Warehouses become a source of liquidity: First transaction by CDP and Cherry Bank
Ten million to the Vicenza-based food company Brazzale. A pioneering initiative, a model for other sectors and players
“A cheese warehouse yields a higher return than government bonds and gold”: Roberto Brazzale, owner of the Vicenza-based cheese company of the same name (Italy’s oldest dairy business, which in 2025 achieved a turnover of 340 million euros, with 12 factories and 1,200 employees in Italy and around the world), is at the forefront of Italia’s first ‘destocking’ operation – that is, the securitisation of stock – made possible by the new SME law passed last April. ‘In Italia, there is a stock of products intended for maturing worth tens of billions of euros,’ adds the entrepreneur. ‘Yet, when calculating the net financial position (NFP), these were worth nothing before this legislation came into force. It was an anomaly in the system that has finally been resolved.’
Pioneering initiative
The transaction, involving financing of 10 million euros divided equally between the parties, was carried out by Cassa Depositi e Prestiti (CDP) and Cherry Bank, with the collaboration and advice of Pirola Corporate Finance, Accounting Partners, Cerved Master Services and Studio Cappelli Riolo Calderaro Crisostomo Del Din & Partners (acting as legal advisers).

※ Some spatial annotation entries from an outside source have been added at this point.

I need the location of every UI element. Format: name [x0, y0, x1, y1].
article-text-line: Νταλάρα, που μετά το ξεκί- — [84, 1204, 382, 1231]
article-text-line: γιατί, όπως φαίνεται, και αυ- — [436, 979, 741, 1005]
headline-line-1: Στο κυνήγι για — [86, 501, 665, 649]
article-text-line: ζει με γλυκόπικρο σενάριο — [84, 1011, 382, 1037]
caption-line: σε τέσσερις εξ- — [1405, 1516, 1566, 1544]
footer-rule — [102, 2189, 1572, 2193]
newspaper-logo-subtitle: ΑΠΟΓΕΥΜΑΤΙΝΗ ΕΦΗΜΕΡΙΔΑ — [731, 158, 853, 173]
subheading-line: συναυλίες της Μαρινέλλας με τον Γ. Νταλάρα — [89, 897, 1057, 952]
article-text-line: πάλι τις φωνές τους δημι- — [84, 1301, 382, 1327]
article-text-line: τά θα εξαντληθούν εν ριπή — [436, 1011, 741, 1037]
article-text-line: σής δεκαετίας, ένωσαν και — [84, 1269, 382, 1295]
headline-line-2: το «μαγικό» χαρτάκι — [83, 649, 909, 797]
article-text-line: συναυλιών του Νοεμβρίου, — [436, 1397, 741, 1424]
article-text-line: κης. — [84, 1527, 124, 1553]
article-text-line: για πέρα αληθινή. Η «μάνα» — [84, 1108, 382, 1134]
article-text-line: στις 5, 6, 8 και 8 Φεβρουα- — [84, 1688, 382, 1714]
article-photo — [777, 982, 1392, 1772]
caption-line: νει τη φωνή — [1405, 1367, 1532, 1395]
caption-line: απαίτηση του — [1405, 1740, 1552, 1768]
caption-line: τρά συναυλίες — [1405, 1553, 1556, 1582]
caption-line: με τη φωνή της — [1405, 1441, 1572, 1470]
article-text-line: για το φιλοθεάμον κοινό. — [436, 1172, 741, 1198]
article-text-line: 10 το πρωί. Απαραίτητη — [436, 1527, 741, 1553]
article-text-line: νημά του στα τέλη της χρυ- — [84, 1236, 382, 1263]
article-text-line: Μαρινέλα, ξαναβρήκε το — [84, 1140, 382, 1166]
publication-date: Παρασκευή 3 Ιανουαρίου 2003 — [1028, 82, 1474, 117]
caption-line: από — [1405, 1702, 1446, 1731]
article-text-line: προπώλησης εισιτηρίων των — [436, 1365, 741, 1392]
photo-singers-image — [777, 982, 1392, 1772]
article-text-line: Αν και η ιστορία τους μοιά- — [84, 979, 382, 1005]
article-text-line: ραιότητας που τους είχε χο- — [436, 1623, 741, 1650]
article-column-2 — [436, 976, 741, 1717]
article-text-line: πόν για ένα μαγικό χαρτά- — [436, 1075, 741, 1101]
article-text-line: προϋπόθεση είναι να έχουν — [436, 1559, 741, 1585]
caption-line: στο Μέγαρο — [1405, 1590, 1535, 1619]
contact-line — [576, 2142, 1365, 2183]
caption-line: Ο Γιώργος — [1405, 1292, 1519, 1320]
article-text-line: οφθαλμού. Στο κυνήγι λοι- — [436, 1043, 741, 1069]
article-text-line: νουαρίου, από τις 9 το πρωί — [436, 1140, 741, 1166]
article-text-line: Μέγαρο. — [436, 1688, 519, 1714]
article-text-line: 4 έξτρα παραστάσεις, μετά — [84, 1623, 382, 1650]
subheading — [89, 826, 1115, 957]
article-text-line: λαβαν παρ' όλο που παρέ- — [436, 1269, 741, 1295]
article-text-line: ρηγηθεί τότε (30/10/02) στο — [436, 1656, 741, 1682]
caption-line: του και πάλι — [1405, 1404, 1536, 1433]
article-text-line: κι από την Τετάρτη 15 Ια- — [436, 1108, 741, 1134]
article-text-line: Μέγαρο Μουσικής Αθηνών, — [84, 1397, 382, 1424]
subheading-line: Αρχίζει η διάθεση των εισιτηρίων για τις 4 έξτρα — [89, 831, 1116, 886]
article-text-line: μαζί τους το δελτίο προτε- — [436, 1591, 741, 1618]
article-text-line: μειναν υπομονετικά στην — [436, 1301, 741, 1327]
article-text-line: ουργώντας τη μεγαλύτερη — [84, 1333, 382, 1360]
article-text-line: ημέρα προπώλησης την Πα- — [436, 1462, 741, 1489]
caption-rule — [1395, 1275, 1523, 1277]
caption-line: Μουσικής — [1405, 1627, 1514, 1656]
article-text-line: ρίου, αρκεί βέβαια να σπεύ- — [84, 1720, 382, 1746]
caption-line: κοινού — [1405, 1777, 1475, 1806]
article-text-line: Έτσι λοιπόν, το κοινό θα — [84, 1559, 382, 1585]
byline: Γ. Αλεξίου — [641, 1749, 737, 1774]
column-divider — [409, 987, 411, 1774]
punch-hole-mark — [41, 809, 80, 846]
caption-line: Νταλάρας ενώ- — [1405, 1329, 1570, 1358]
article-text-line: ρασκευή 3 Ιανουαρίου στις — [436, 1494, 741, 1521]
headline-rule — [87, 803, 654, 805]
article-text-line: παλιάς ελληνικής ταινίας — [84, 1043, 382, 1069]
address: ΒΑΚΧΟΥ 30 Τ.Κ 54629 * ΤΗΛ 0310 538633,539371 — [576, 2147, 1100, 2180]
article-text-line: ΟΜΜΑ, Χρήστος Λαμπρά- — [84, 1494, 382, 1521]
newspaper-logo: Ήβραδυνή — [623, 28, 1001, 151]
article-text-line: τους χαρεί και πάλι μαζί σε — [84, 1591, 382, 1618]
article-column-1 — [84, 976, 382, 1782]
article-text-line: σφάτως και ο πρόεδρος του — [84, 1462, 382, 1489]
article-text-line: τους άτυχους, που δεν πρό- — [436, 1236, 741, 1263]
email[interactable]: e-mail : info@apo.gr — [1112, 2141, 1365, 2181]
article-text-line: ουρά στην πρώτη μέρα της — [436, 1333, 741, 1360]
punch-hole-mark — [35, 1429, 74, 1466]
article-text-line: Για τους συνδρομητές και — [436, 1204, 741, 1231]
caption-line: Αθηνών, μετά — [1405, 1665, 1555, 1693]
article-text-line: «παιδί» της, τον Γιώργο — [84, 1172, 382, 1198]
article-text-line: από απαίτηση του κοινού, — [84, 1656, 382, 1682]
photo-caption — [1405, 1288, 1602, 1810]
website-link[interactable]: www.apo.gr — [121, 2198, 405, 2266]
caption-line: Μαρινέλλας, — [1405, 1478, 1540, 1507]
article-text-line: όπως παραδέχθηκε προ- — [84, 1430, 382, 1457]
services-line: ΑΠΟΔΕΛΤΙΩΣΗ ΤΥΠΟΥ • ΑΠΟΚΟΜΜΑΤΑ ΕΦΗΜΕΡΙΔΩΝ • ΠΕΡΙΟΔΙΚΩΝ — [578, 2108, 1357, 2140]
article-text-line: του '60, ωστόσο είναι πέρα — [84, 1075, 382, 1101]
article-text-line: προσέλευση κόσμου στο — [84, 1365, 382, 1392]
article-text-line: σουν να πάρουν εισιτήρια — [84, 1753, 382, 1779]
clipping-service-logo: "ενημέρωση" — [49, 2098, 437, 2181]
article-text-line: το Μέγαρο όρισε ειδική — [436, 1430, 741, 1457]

A pioneering initiative that has made it possible to create value from an asset which, until now, has all too often been seen as a hindrance, generating immediate liquidity for businesses and thereby enabling new investment. This model is set to be replicated in other production sectors, as explained by Andrea Nuzzi, CDP’s business director, who also highlighted the institution’s commitment to adopting innovative financial instruments, with the aim of standardising them and making them replicable across all sectors of strategic importance to our country.
Sectors potentially affected
According to Nuzzi, in addition to sectors linked to the wider food supply chain, the industrial sectors most interested in the new scheme are all those that produce goods with a future price that is as predictable as possible. “At an institutional level, the initiative forms part of the agreement signed with the Ministry of Agriculture, Food Sovereignty and Forests, which aims to support access to credit for agri-food businesses,” Nuzzi explained.
Destocking, as provided for under the new law, certainly has room for improvement: the rules need to be simplified in practice, said Giovanni Bossi, chief executive of Cherry Bank. But it is a tool that has the potential to trigger a ‘financial paradigm shift’ – he added – ‘comparable to the introduction of factoring for trade receivables in the 1990s’. Globalisation had pushed companies towards the ‘just-in-time’ model, reducing stock levels to a minimum. Today, Bossi observes, the breakdown of that system requires companies to return to holding larger stocks, and this calls for financial instruments to create value from these inventories.